Ma femme et ma fille de 14 sont avec moi au Soudan, ma fille aînée vit et travaille à Londres. C’est important, pour un entraîneur, d’avoir un équilibre familial. Ma femme connaît les exigences de notre métier, on a toujours une valise prête au cas où… Pour ma fille, ça a été plus difficile. On avait quitté Kinshasa, où elle se sentait bien, pour aller au Maroc. Au bout d’un an, alors qu’elle commençait à trouver ses marques, qu’elle avait ses amis, on lui apprend qu’il faut de nouveau déménager. D’ailleurs, pour l’anecdote, les dirigeants soudanais savaient que ma fille étudiait à l’école française à Oujda, où nous vivions, et ils ont fait en sorte qu’elle soit inscrite à celle de Khartoum. C’est bien la preuve qu’ils voulaient vraiment que je vienne. Aujourd’hui, nous sommes bien installés, dans de très bonnes conditions, je me sens bien, ma famille s’adapte petit à petit. Il faut un peu de temps, on découvre.

Sportivement, comment jugez-vous votre début de saison ?

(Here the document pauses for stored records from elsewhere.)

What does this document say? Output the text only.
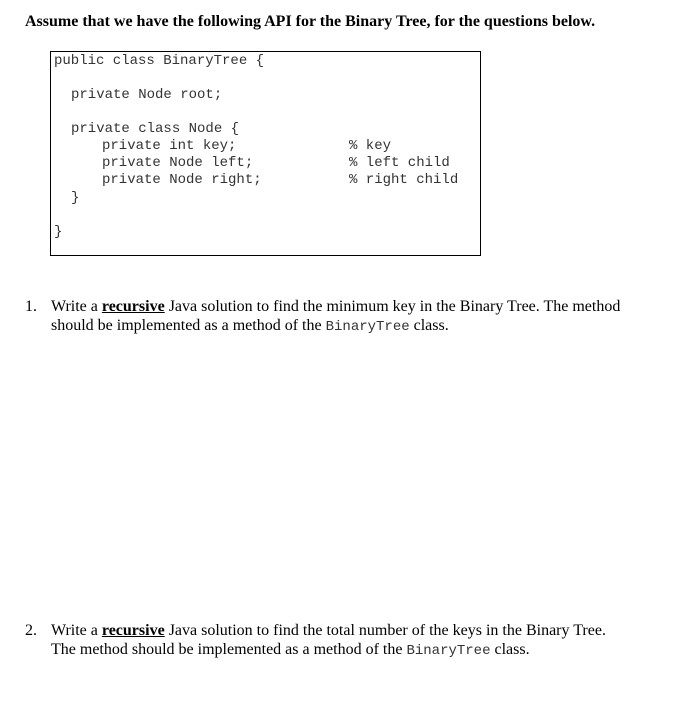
Assume that we have the following API for the Binary Tree, for the questions below.
public class BinaryTree {
private Node root;
private class Node {
private int key;
private Node left;
private Node right;
% key
% left child
% right child
}
}
1. Write a recursive Java solution to find the minimum key in the Binary Tree. The method
should be implemented as a method of the BinaryTree class.
2. Write a recursive Java solution to find the total number of the keys in the Binary Tree.
The method should be implemented as a method of the BinaryTree class.
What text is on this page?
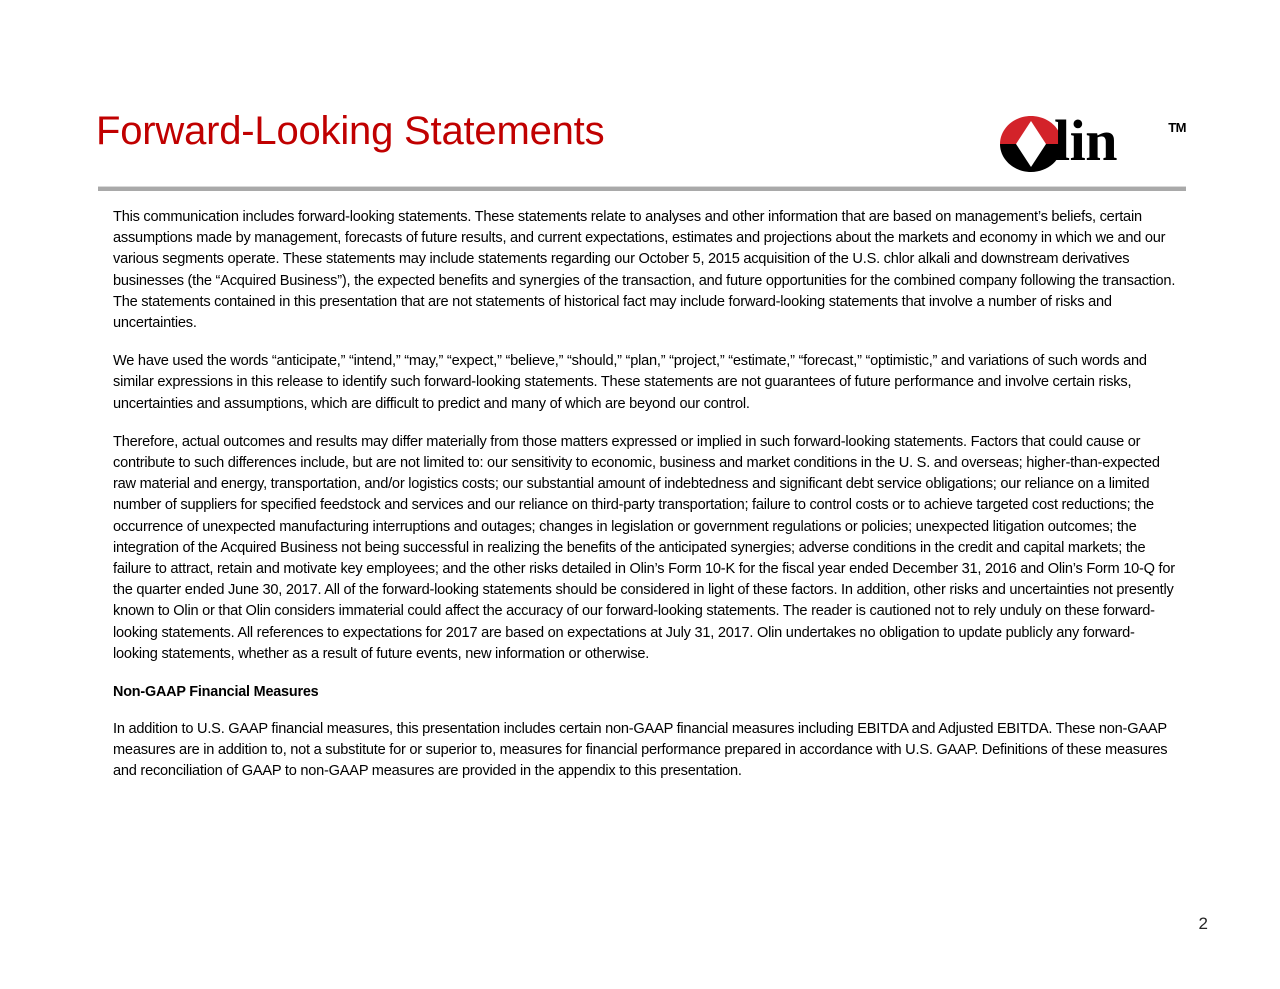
Forward-Looking Statements	lin	TM

This communication includes forward-looking statements. These statements relate to analyses and other information that are based on management’s beliefs, certain assumptions made by management, forecasts of future results, and current expectations, estimates and projections about the markets and economy in which we and our various segments operate. These statements may include statements regarding our October 5, 2015 acquisition of the U.S. chlor alkali and downstream derivatives businesses (the “Acquired Business”), the expected benefits and synergies of the transaction, and future opportunities for the combined company following the transaction. The statements contained in this presentation that are not statements of historical fact may include forward-looking statements that involve a number of risks and uncertainties.

We have used the words “anticipate,” “intend,” “may,” “expect,” “believe,” “should,” “plan,” “project,” “estimate,” “forecast,” “optimistic,” and variations of such words and similar expressions in this release to identify such forward-looking statements. These statements are not guarantees of future performance and involve certain risks, uncertainties and assumptions, which are difficult to predict and many of which are beyond our control.

Therefore, actual outcomes and results may differ materially from those matters expressed or implied in such forward-looking statements. Factors that could cause or contribute to such differences include, but are not limited to: our sensitivity to economic, business and market conditions in the U. S. and overseas; higher-than-expected raw material and energy, transportation, and/or logistics costs; our substantial amount of indebtedness and significant debt service obligations; our reliance on a limited number of suppliers for specified feedstock and services and our reliance on third-party transportation; failure to control costs or to achieve targeted cost reductions; the occurrence of unexpected manufacturing interruptions and outages; changes in legislation or government regulations or policies; unexpected litigation outcomes; the integration of the Acquired Business not being successful in realizing the benefits of the anticipated synergies; adverse conditions in the credit and capital markets; the failure to attract, retain and motivate key employees; and the other risks detailed in Olin’s Form 10-K for the fiscal year ended December 31, 2016 and Olin’s Form 10-Q for the quarter ended June 30, 2017. All of the forward-looking statements should be considered in light of these factors. In addition, other risks and uncertainties not presently known to Olin or that Olin considers immaterial could affect the accuracy of our forward-looking statements. The reader is cautioned not to rely unduly on these forward-looking statements. All references to expectations for 2017 are based on expectations at July 31, 2017. Olin undertakes no obligation to update publicly any forward-looking statements, whether as a result of future events, new information or otherwise.

Non-GAAP Financial Measures

In addition to U.S. GAAP financial measures, this presentation includes certain non-GAAP financial measures including EBITDA and Adjusted EBITDA. These non-GAAP measures are in addition to, not a substitute for or superior to, measures for financial performance prepared in accordance with U.S. GAAP. Definitions of these measures and reconciliation of GAAP to non-GAAP measures are provided in the appendix to this presentation.

2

Al-Hilal est, avec Al-Merreikh, le plus grand club du Soudan. Il n’y a pas d’autres objectifs, au niveau national, que de gagner le titre et la coupe. Au bout de trois journées de championnat, nous sommes en tête, avec trois victoires. Nous avons également atteint la phase de groupes de la Ligue des Champions. Ce ne fût pas simple, que ce soit au 1er tour face aux Éthiopiens de Saint-George (1-2, 1-0), puis aux Tanzaniens de Young Africans (1-1, 1-0). C’était un objectif, nous attendons le tirage au sort, qui aura lieu au mois de novembre. On tombera forcément sur des équipes de valeur. Notre objectif est évidemment de nous qualifier pour les quarts de finale.

«On veut se qualifier pour les quarts de finale de la C1»

Avez-vous pu préparer la saison dans de bonnes conditions ?

J’ai signé mon contrat au mois d’août, je n’ai pas pu participer au recrutement comme je l’aurais souhaité. On a fait venir des joueurs. D’autres, que nous voulions faire venir, n’ont pas donné suite. Ce n’est pas si simple d’attirer des joueurs au Soudan. Mais malgré tout, on a pu faire quelques matches amicaux. J’ai un bon effectif, avec quelques joueurs francophones. Évidemment, les joueurs sont surtout motivés par la Ligue des Champions. Mais il ne faut surtout pas croire que ce sera simple en championnat, j’ai pu m’en rendre compte lors de nos trois premiers matches. On a un effectif assez large pour être présent sur tous les fronts.

N’est-ce pas trop difficile de communiquer ?

Non. Il y a des francophones, je me débrouille en anglais, et j’ai un adjoint marocain qui parle donc arabe et peut traduire certaines consignes. Franchement, ça se passe bien.

Vous avez parlé d’un projet sportif intéressant. Quels en sont les axes principaux ?

Il y a un nouveau comité directeur, qui souhaite renforcer les structures du club. L’objectif est de pouvoir rivaliser avec les meilleurs clubs du continent africain. Cela passe bien sûr par se qualifier tous les ans pour la phase de groupes de la Ligue des Champions.

Al-Hilal est un club très populaire au Soudan…

Oui, je le mesure tous les jours. Les supporters sont de vrais passionnés, ils me reconnaissent dans la rue, demandent des photos ou des autographes, mais sont très respectueux.

Vous avez été sélectionneur de la RD Congo de 2014 à 2019. Aimeriez-vous de nouveau être à la tête d’une équipe nationale ?

Cela fait partie des choses que j’ai dans un coin de ma tête. Mais si cela devait se produire, j’aimerais entraîner une autre sélection que celle de la RDC. Il est d’ailleurs intéressant de constater que si pas mal d’Africains, ou de binationaux, sont à la tête d’une sélection, c’est presque toujours celle de leur pays d’origine. Il y a quelques exceptions, mais ce serait bien que ça évolue.